Mas os sindicatos já disseram que sem esses pontos seria quase impossível cancelar a greve. Consegue dar alguma garantia até à greve?
São dois pontos que está previsto negociar e que fazem parte do todo mais vasto. Quer uma parte quer outra têm vontade de negociar, mas não vou dizer que no [próximo] encontro de 5 de Maio temos a situação resolvida. Mas também não me parece que as estruturas sindicais exijam já no dia 5 uma alteração.
Mas quando fala em esperança de não haver greve não é certamente pela visita do Papa. O que vão apresentar de muito concreto?
Estes dois temas que surgiram recentemente foram dois temas que o Governo se disponibilizou a trazer para a mesa negocial e isso demonstra a vontade de chegar a um consenso. É o ponto de partida mais importante. É impossível negociar estes dois temas numa semana, até à greve. É preciso fazer cálculos de impacto ao nível das entidades.
Outra das preocupações dos sindicatos é com os 700 jovens médicos que podem ficar sem vaga numa especialidade. O que acontecerá aos mais de 100 médicos que já nos dois últimos concursos ficaram sem vaga? Vão poder continuar no SNS?
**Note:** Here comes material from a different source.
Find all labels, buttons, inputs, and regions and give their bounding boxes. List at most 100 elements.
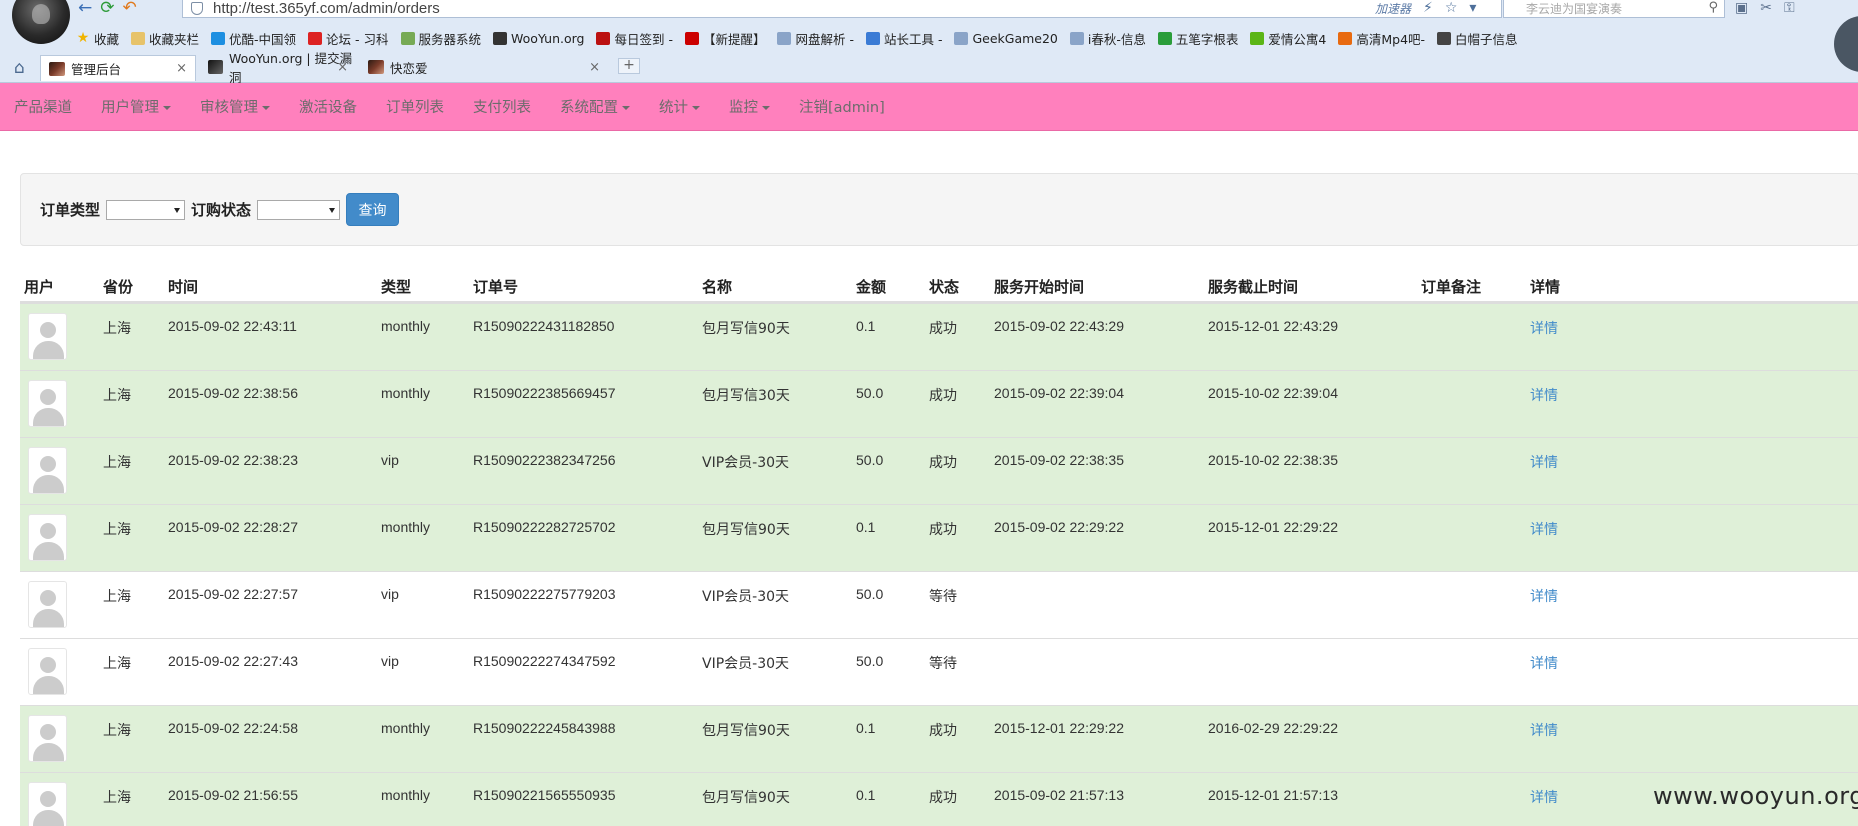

O número de vagas depende da capacidade formativa identificada pela Ordem dos Médicos para cada serviço. O sistema tem garantido a todos a frequência do chamado Ano Comum, que é o que assegura o acesso à profissão. A segunda etapa é o acesso à especialidade e está condicionado às vagas identificadas.
Mas o vínculo com o SNS está garantido?
Os médicos que ficaram sem vaga em 2015 têm contrato até Junho, quando decorre o novo processo de escolhas. E do que sabemos estes médicos tiveram resultados muito mais favoráveis [no novo exame] e poderão ingressar na especialidade. Só nessa altura vamos saber a dimensão do resto.
Quantos médicos e enfermeiros já contrataram e prevêem contratar neste ano?
Temos duas épocas para os médicos que concluíram a formação. Será aberto em Maio um concurso para mais de 1000 médicos. Serão colocados no prazo de um mês. Cerca de 80% dos médicos que formamos são contratados pelo SNS.
Mas depois há outros concursos para necessidades específicas que em mais de metade dos casos ficam desertos.
Houve muitos concursos que ficaram desertos porque desde a abertura até à conclusão do concurso mediavam vários meses e isso agora já não é assim. Também nunca abrimos o número de vagas igual ao de médicos que se formou, são sempre mais a pensar em médicos que possam querer voltar ao sistema.
E quando vão abrir concursos para assistentes graduados sénior? É precisamente outro dos motivos na base da greve.
Temos essa intenção. O pedido para cerca de 200 vagas já está formalizado mas carece de autorização do Ministério das Finanças.
E as contratações de enfermeiros?
Há duas realidades. Os hospitais EPE têm vindo progressivamente a contratar. Temos o maior número de enfermeiros desde que há registo, com 40.959, o que é um saldo líquido de mais 1800 enfermeiros no sistema [face a 2015]. Nos médicos temos mais 1000 especialistas e no total, incluindo internos, temos mais 1700 médicos. Depois há um concurso que vem desde 2015 para 774 enfermeiros nos cuidados primários e que teve mais de 10 mil candidatos. O júri esteve a avaliar as candidaturas e em Maio iremos publicar a lista provisória e até Julho começarão a ser chamados para preencher os postos de trabalho. Temos vindo progressivamente a repor e criar condições para que os profissionais se sintam bem no SNS depois de sairmos de uma situação em que o país esteve pouco favorável a estas melhorias.